Gestão Integrada da Escola (GIDE): uma nova visão sobre gestão escolar


O estado do Ceará tem vivido nos últimos 10 anos , no campo da gestão escolar, profundas reformas que tem chamado atenção de observadores nacionais e internacionais. Essa situação advém de três fatores que, associados, conseguiram promover impacto substantivo no sistema educacional: a vontade política dos dirigentes locais, o aparato legal decorrente da nova LDB e os avanços no campo da competência técnica, alcançados em decorrência da qualificação de recursos humanos para atuar no sistema educacional.


Com o advento da eleição de diretores escolares em 1995, conforme preconiza a Lei Nº 12.442 de 8/5/95 (revogada pela lei Nº 13.513 de 19/7/04 ) tornou-se imprescindível que as escolas passassem a ter um Plano de Gestão, num primeiro momento, se baseou no Plano de Desenvolvimento da Escola (PDE), uma iniciativa do Fundescola/MEC que foi assumido palas escolas, especialmente as do Nordeste do Brasil. No caso do ceará, um dos beneficiários do Programa Fundescola, o PDE adquiriu uma conotação de exigência.


Ao Plano de Gestão que o processo de escolha de Diretores induziu, associou-se o Projeto Político Pedagógico (PPP), exigência prevista na própria LDB de 1996. A partir de 2001, a SEDUC inicia uma experiência em algumas unidades escolares utilizando ferramentas de gestão para resultados, em parceria com o Instituto de desenvolvimento Gerencial (INDG) e a Fundação Brava, conhecido como Programa de Modernização e Melhoria da Educação Básica (PMMEB)

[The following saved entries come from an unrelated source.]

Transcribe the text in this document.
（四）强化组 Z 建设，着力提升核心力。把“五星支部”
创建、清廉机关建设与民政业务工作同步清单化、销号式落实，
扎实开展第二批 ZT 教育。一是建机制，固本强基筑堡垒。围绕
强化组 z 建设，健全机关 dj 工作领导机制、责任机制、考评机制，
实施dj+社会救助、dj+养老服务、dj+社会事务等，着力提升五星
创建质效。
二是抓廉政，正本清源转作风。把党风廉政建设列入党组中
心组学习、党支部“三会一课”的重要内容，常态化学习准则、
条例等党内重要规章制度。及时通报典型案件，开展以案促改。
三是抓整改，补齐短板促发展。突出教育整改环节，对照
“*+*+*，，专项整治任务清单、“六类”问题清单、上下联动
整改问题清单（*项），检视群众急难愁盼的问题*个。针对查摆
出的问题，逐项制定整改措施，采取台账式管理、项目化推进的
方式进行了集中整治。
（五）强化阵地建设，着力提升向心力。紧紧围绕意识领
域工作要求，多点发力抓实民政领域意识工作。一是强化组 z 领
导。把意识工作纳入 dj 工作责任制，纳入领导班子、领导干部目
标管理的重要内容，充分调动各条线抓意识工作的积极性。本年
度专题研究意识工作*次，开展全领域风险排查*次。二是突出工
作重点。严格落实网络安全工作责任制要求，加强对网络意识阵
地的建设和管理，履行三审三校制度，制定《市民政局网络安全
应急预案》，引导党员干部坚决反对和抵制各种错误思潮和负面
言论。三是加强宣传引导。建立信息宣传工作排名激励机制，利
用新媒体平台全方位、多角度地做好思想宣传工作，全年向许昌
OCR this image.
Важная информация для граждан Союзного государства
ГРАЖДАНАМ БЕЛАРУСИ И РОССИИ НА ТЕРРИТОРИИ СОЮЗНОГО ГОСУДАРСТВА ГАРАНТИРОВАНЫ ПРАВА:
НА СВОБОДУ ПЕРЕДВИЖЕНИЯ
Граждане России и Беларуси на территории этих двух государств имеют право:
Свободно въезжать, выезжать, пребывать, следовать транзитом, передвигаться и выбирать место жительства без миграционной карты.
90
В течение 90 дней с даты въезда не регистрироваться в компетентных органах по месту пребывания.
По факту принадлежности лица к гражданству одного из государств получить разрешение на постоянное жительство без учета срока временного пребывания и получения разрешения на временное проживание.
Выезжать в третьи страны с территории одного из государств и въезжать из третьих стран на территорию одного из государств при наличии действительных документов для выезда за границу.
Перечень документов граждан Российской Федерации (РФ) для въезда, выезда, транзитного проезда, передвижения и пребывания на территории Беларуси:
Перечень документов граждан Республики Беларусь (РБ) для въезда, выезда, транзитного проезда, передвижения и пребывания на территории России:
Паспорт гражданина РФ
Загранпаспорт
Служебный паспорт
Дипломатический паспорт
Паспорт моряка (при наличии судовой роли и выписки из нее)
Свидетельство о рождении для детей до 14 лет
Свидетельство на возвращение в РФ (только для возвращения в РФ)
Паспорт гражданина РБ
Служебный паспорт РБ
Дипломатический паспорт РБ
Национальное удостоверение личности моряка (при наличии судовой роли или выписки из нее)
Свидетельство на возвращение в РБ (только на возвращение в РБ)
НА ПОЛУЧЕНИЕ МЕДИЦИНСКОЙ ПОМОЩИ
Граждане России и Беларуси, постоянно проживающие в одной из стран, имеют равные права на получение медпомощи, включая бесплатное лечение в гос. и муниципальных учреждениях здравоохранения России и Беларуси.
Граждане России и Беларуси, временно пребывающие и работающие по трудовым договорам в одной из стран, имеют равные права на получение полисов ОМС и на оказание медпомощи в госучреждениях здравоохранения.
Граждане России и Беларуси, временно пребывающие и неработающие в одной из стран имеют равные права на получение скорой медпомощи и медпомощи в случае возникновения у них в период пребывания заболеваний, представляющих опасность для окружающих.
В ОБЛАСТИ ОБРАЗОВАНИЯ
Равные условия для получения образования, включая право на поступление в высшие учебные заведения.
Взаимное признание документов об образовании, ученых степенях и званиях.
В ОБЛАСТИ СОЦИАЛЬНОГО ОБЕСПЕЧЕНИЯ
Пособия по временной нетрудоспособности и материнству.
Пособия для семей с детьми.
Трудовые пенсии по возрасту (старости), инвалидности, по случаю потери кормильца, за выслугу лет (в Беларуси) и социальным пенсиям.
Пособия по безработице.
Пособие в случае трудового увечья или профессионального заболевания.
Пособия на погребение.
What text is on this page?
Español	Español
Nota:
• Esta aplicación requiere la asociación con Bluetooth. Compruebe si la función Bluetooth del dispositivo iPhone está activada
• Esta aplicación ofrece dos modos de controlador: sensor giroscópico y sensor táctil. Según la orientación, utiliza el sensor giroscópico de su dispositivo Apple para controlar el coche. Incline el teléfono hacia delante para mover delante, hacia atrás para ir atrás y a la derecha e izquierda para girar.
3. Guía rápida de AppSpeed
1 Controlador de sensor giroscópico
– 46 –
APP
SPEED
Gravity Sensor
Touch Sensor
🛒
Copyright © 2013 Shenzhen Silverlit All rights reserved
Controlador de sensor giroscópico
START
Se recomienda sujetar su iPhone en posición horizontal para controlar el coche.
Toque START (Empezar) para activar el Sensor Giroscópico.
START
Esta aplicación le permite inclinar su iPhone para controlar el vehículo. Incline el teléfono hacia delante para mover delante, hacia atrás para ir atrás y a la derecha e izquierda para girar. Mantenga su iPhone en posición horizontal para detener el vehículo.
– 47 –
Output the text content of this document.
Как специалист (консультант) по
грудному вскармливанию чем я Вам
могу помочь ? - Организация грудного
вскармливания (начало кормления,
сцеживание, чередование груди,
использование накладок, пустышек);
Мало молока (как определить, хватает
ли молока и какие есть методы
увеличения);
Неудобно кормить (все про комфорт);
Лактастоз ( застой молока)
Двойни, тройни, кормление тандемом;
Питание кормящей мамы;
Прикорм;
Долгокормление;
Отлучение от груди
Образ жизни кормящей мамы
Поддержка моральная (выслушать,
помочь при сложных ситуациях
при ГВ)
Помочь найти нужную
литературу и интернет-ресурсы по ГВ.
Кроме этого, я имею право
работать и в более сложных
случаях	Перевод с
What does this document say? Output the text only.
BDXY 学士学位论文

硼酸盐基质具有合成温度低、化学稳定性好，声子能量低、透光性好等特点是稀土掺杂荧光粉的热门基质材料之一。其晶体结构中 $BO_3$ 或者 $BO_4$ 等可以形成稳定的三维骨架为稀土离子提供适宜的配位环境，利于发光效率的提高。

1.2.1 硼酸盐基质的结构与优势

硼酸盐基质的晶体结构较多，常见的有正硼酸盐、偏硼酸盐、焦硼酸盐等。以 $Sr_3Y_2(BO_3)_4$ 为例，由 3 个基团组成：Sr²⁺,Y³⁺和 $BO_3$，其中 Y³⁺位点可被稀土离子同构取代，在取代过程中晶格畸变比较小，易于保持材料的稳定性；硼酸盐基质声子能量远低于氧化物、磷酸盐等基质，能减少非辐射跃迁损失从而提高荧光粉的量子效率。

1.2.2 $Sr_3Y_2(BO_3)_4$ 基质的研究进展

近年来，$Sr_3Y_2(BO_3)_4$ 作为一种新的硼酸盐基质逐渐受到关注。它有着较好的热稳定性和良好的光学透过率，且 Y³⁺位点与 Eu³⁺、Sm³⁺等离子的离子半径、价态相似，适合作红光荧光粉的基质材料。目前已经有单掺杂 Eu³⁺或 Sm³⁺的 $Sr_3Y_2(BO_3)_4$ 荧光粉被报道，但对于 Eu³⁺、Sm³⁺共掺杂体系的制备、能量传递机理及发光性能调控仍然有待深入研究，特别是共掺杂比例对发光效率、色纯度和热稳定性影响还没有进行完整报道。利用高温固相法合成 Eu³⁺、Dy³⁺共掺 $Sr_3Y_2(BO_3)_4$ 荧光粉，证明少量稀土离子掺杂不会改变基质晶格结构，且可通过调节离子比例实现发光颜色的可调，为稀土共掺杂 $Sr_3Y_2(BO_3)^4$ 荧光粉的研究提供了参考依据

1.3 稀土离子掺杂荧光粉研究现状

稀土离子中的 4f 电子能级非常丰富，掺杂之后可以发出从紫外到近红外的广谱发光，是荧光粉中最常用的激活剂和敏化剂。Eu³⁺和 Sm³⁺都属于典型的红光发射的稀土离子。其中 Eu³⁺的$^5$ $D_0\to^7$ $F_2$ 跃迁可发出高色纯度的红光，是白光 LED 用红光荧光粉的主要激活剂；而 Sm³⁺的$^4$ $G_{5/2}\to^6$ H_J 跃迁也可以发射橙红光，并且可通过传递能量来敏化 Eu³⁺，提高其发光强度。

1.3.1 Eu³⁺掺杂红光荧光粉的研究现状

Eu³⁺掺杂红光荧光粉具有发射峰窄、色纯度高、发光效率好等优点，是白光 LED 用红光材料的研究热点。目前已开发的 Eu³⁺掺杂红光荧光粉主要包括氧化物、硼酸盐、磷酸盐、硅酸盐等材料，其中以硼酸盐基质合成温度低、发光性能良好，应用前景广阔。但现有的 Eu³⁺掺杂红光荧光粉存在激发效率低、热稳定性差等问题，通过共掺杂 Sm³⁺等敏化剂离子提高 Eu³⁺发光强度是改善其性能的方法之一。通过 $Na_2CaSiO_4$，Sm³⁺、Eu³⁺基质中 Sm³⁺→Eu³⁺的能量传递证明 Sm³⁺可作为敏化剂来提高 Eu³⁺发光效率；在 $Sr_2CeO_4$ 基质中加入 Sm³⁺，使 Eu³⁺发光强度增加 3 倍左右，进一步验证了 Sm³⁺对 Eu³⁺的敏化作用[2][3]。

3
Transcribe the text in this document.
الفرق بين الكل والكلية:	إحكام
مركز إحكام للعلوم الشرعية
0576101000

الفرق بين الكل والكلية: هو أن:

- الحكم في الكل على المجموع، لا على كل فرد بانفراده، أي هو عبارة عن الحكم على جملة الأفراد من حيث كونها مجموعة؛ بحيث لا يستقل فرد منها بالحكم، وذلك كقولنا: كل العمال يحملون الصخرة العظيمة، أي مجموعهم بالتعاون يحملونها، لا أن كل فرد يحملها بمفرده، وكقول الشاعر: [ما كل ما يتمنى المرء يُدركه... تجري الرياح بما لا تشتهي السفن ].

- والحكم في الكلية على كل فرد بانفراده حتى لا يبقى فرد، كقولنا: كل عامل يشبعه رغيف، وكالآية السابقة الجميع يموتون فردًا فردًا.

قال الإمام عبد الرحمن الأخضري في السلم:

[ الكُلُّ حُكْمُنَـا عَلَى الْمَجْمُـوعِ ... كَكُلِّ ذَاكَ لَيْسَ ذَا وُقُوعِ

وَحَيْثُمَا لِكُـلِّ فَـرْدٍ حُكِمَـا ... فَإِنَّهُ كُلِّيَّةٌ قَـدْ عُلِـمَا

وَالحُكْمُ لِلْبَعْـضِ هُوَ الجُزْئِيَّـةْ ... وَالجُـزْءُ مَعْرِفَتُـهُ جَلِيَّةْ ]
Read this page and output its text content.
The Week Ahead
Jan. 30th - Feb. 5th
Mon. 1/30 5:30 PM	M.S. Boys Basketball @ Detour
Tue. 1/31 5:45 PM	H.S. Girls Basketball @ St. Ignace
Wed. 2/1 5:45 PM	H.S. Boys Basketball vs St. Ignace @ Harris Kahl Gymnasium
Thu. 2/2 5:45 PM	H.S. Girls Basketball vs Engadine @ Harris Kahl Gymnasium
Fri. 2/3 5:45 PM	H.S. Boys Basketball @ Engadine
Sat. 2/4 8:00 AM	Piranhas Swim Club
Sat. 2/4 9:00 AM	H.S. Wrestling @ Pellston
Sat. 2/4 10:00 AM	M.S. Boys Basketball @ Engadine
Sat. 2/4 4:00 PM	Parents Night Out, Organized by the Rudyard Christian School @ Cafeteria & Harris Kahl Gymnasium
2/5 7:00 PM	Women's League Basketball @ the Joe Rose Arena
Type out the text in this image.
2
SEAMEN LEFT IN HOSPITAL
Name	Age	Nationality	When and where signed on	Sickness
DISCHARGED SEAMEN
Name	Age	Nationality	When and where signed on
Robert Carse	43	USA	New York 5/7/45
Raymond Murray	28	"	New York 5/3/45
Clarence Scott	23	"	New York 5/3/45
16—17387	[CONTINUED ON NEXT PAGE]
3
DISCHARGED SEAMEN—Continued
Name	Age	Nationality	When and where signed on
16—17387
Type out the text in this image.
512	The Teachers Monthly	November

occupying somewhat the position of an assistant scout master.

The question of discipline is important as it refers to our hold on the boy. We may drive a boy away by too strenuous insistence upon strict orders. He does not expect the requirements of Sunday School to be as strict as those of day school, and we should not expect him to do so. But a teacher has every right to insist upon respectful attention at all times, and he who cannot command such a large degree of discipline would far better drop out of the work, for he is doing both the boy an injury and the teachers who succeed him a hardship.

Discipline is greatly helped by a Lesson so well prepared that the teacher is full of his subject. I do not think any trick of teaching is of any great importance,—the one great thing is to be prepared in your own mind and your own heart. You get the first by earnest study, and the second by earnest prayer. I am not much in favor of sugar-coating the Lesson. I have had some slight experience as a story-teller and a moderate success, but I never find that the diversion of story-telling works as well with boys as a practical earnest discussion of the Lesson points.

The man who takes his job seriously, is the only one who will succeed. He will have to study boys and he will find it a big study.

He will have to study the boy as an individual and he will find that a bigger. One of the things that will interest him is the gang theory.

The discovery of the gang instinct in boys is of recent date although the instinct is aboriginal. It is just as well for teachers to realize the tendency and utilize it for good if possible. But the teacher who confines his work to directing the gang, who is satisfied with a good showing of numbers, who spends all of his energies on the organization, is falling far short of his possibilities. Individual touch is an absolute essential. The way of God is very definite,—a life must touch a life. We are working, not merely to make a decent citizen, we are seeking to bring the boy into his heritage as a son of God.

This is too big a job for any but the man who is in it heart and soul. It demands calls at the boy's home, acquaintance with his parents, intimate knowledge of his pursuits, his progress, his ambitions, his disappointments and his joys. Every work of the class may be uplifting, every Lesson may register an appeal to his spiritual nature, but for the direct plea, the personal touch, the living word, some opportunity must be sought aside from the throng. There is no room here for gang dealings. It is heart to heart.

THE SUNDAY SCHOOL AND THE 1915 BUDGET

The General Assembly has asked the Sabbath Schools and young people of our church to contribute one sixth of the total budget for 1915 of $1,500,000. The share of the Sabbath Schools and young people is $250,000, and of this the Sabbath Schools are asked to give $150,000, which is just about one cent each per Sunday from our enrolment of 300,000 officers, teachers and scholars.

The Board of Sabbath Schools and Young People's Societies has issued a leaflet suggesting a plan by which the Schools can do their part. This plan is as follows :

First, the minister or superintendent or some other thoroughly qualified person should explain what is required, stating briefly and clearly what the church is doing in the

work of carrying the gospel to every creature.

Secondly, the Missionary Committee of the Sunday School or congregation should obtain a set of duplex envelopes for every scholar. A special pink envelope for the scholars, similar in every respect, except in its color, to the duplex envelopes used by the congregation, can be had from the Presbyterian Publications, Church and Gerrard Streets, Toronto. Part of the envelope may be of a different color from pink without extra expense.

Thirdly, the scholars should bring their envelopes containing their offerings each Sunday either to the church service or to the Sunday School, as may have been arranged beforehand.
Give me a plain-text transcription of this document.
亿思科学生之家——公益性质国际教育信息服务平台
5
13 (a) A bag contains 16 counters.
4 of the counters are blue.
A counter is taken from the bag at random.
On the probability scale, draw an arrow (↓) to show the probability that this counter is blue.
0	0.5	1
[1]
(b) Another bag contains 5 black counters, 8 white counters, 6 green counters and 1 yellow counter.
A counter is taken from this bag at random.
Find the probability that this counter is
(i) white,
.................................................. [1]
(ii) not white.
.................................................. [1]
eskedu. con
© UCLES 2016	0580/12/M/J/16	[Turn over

Um estudo dos três instrumentos de planejamento e acompanhamento trabalhados nas escolas da rede pública do estado do ceará (PPP, PDE e Plano de Ação-PMMEB) mostrou que os mesmos apresentavam vários pontos de convergência. Quando a unidade escolar era solicitada a se envolver na elaboração e produção desses três documentos, o tempo dedicado ao planejamento passou a ser muito maior que o necessário, muitas vezes comprometendo a execução das ações planejadas em um ou outro deles.


A tentativa de construir um único instrumental de gestão escolar implicou num trabalho de análise de cada um dos instrumentais, que contou com a colaboração de especialistas e discussões onde foram ouvidos sujeitos, desde aqueles que lidam diretamente com os instrumentais no ambiente escolar até os que os conceberam.